Andy Weir moves closer to Earth with Artemis, the follow up to his phenomenally successful sci-fi novel The Martian. Sabotage, smuggling and petty crime on The Moon.
In 2011 Andy Weir self-published his first novel under his own name. Three years later Crown Publishing picked up the rights to the book and re-published ‘The Martian’, presenting the book to a far wider audience.
With his easily accessible first-person style of writing, willingness to routinely break the fourth wall – and with a meticulous attention to scientific authenticity – the story of an astronaut stranded on Mars became a phenomenal success and a New York Times Bestseller.
In 2015 ‘The Martian’ was adapted into a blockbuster motion picture directed by Ridley Scott and starring Matt Damon.
Two years on and Weir moves slightly closer to the planet Earth with his new sci-fi novel, ‘Artemis’.
In a future where The Moon colony, Artemis, has existed long enough for a generation to have been born there, Weir introduces a bright but stubborn, underachieving young Arabic woman, Jazz, as his protagonist.
Though likeable, Jazz often chooses the path of least resistance and struggles to carve out a living with a career as a porter, supplemented by an illegal sideline in smuggling goods from Earth to The Moon.
When a regular client offers Jazz a risky job beyond her usual skillset, the potential life-changing payout is enough to persuade her to try her hand at industrial sabotage. When her plan hits a glitch Jazz finds herself being pursued by the mob and the law.

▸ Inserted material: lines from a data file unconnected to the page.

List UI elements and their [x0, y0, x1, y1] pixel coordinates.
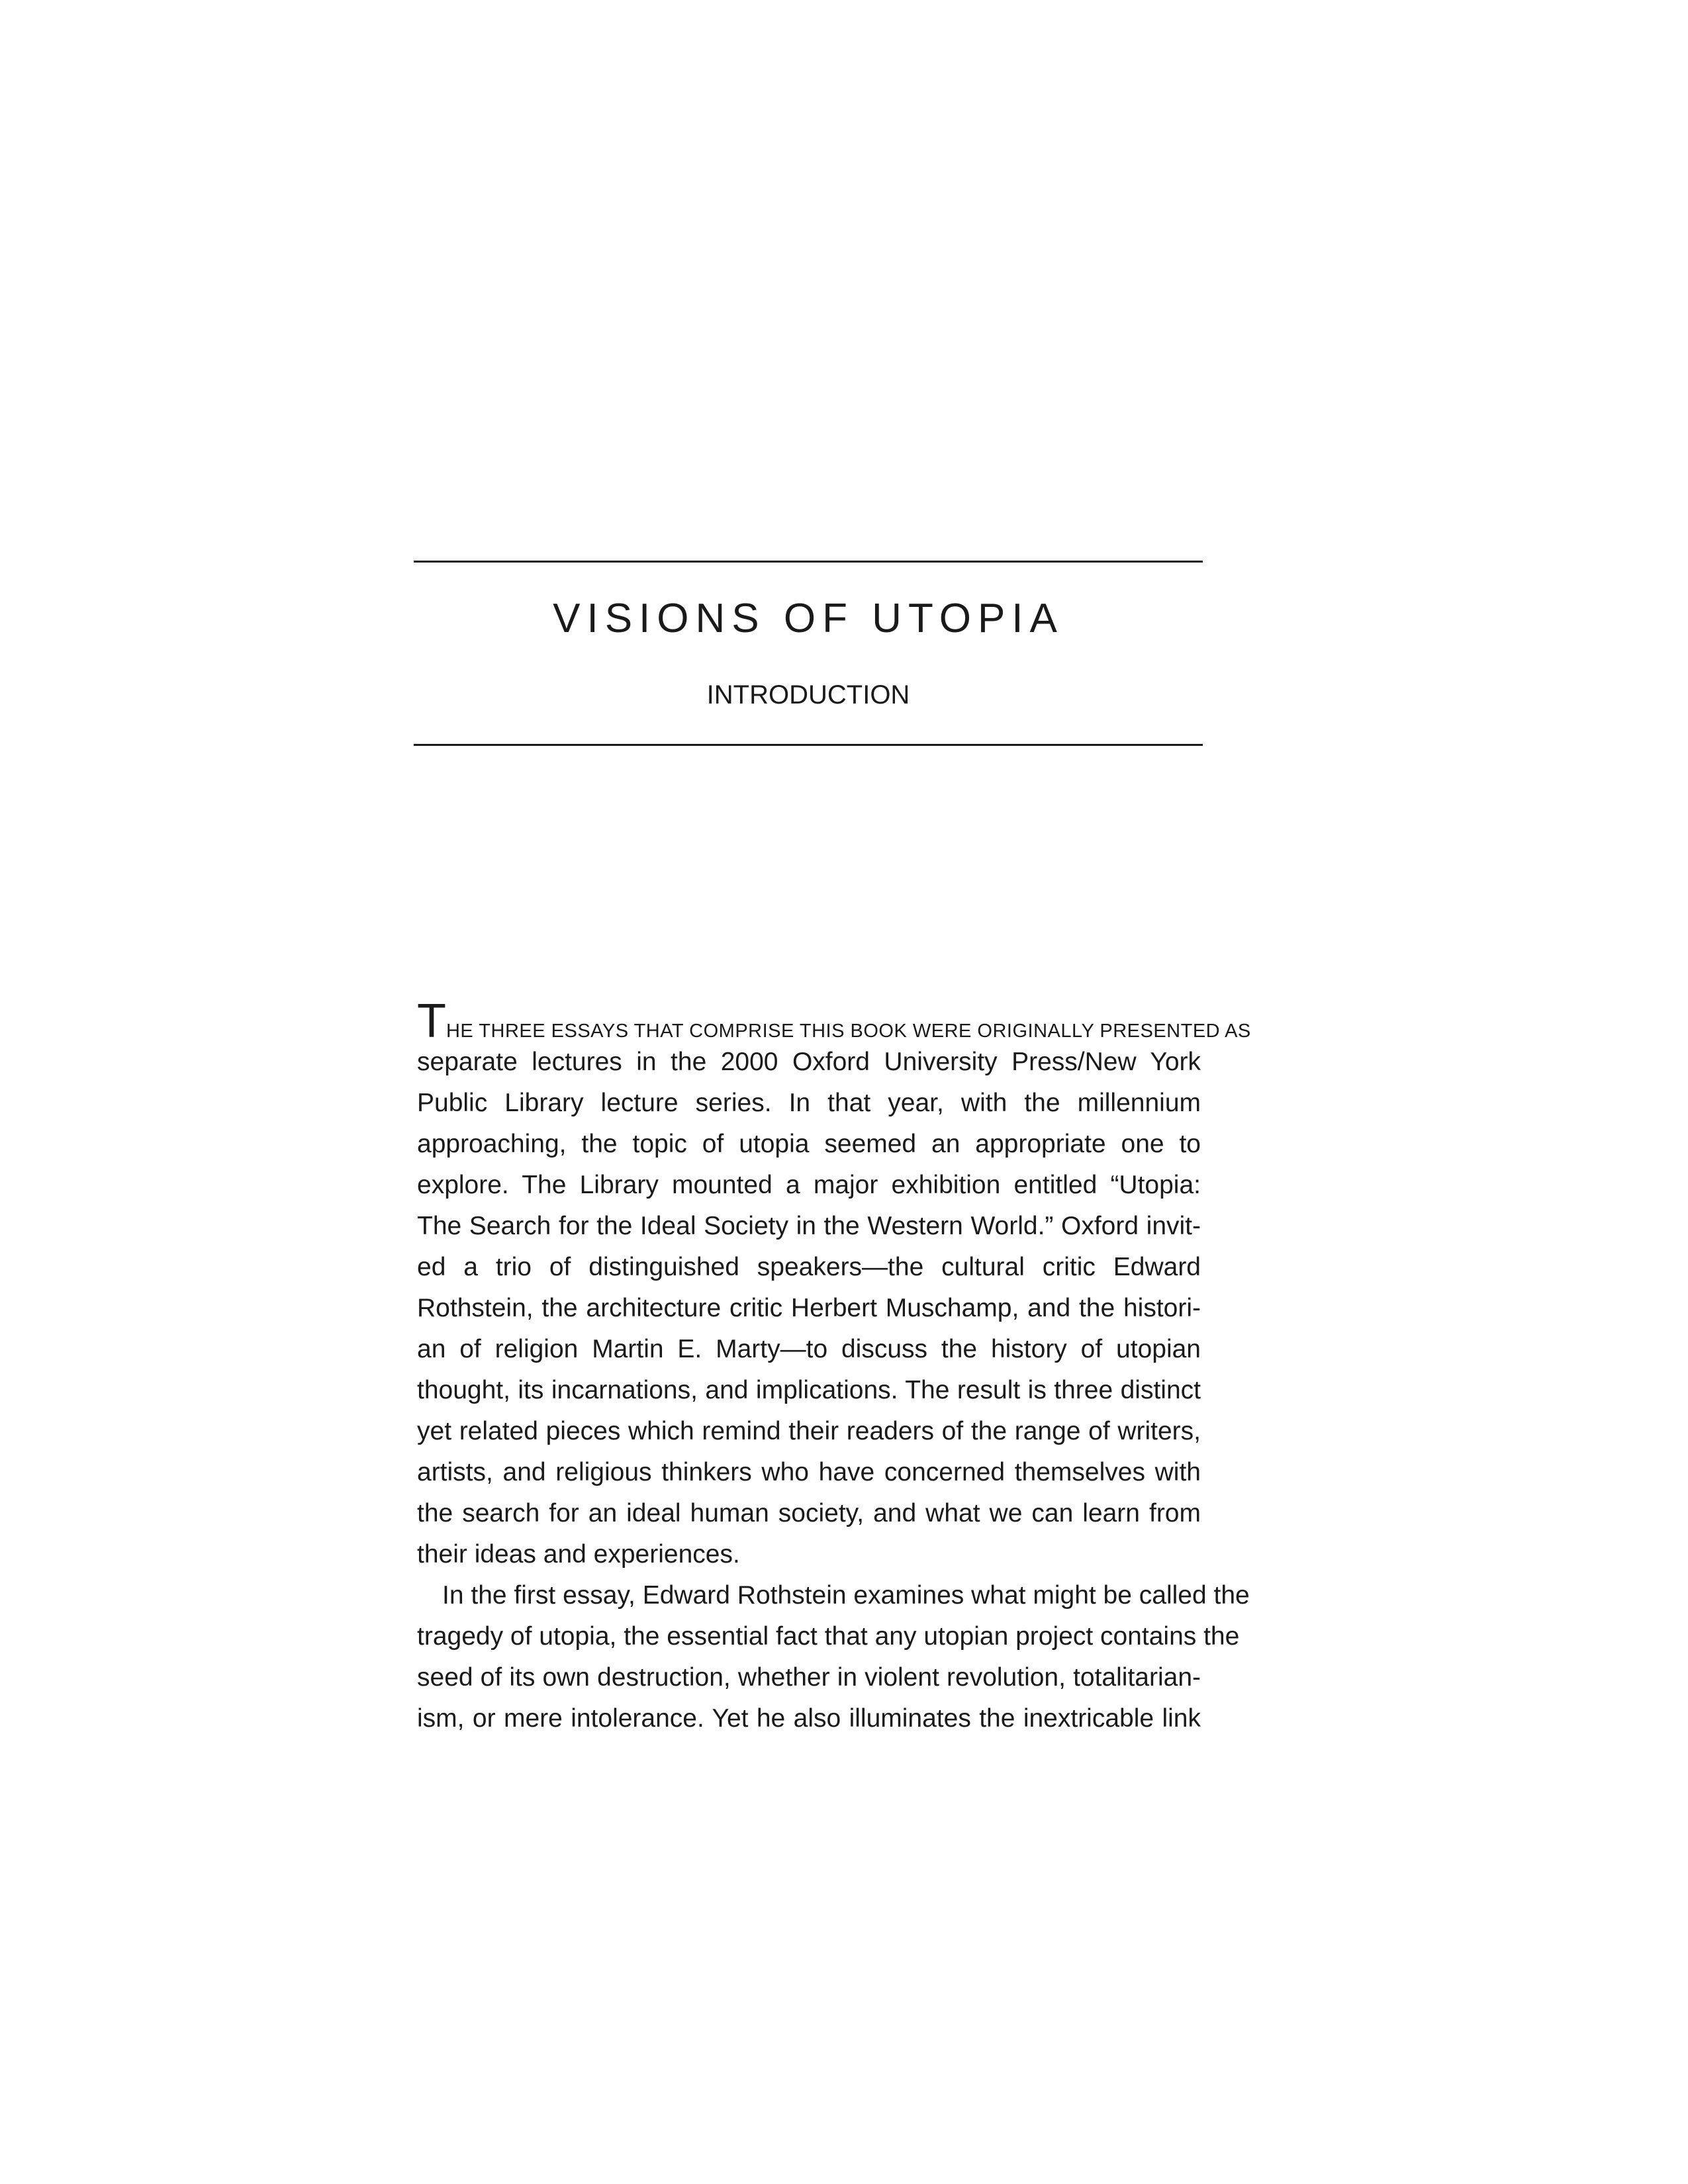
text-line: ism, or mere intolerance. Yet he also illuminates the inextricable link: [417, 1704, 1201, 1733]
text-line: ed a trio of distinguished speakers—the cultural critic Edward: [417, 1253, 1201, 1281]
text-line: Public Library lecture series. In that year, with the millennium: [417, 1089, 1201, 1117]
text-line: separate lectures in the 2000 Oxford University Press/New York: [417, 1048, 1201, 1076]
text-line: their ideas and experiences.: [417, 1540, 740, 1569]
text-line: seed of its own destruction, whether in violent revolution, totalitarian-: [417, 1663, 1201, 1692]
text-line: the search for an ideal human society, and what we can learn from: [417, 1499, 1201, 1527]
lead-in: HE THREE ESSAYS THAT COMPRISE THIS BOOK WERE ORIGINALLY PRESENTED AS: [445, 1021, 1251, 1042]
text-line: approaching, the topic of utopia seemed an appropriate one to: [417, 1130, 1201, 1158]
text-line: yet related pieces which remind their readers of the range of writers,: [417, 1417, 1201, 1445]
text-line: In the first essay, Edward Rothstein examines what might be called the: [442, 1581, 1250, 1610]
text-line: Rothstein, the architecture critic Herbert Muschamp, and the histori-: [417, 1294, 1201, 1322]
text-line: The Search for the Ideal Society in the Western World.” Oxford invit-: [417, 1212, 1201, 1240]
bottom-rule: [414, 744, 1203, 746]
drop-cap: T: [417, 995, 446, 1048]
book-title: VISIONS OF UTOPIA: [553, 596, 1064, 641]
text-line: artists, and religious thinkers who have concerned themselves with: [417, 1458, 1201, 1486]
text-line: an of religion Martin E. Marty—to discuss the history of utopian: [417, 1335, 1201, 1363]
paragraph-1: [417, 995, 1251, 1575]
paragraph-2: [417, 1575, 1250, 1739]
text-line: thought, its incarnations, and implications. The result is three distinct: [417, 1376, 1201, 1404]
first-line: [417, 995, 1251, 1048]
section-title: INTRODUCTION: [706, 680, 910, 709]
text-line: tragedy of utopia, the essential fact that any utopian project contains the: [417, 1622, 1240, 1651]
top-rule: [414, 561, 1203, 563]
text-line: explore. The Library mounted a major exhibition entitled “Utopia:: [417, 1171, 1201, 1199]
body-text: [417, 995, 1251, 1739]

Worse still, she stands to be deported to Earth.
Andy Weir isn’t the most eloquent of authors, but with ‘The Martian’ he managed to present a very human tale of a man’s battle to survive in extraordinary circumstances. The book is filled with peaks and troughs as his protagonist tells the story, in the first person, with a journal as a method for delivery. It worked well for a man stranded on a planet fighting for his life.
The author adopts the same style for his second book, ‘Artemis’. Jazz tells the story in her own words, often breaking the fourth wall. Whilst this method makes the character accessible, and likeable, this style of writing loses impact when a wider cast of characters is involved and the protagonist is responsible for narrating events in retrospect as a way to justify the knowledge.
As with ‘The Martian’, Weir weaves science fact through the story of ‘Artemis’. His ability to explain, often complex physics and biology in layman’s terms is much to his credit. Where the science is complex, the basic premise of the book is not.
If anything ‘Artemis’ is a rather old fashioned science-fiction story told in a similar tone of voice that’s become common amongst Weir’s contemporaries. John Scalzi, Cory Doctorow and Ernest Klein all have a tendency to gift their characters improbable good fortune and unprecedented coincidences that work in their favour at just the right moments, leaving the reader feeling somewhat spoon-fed.
‘Artemis’ is light on peril and threat, a little lacking in substance, but actually works quite well as a fun, disposable read. Weir settles for mediocre after the success that was ‘The Martian’ when we were all expecting him to take one giant leap forward.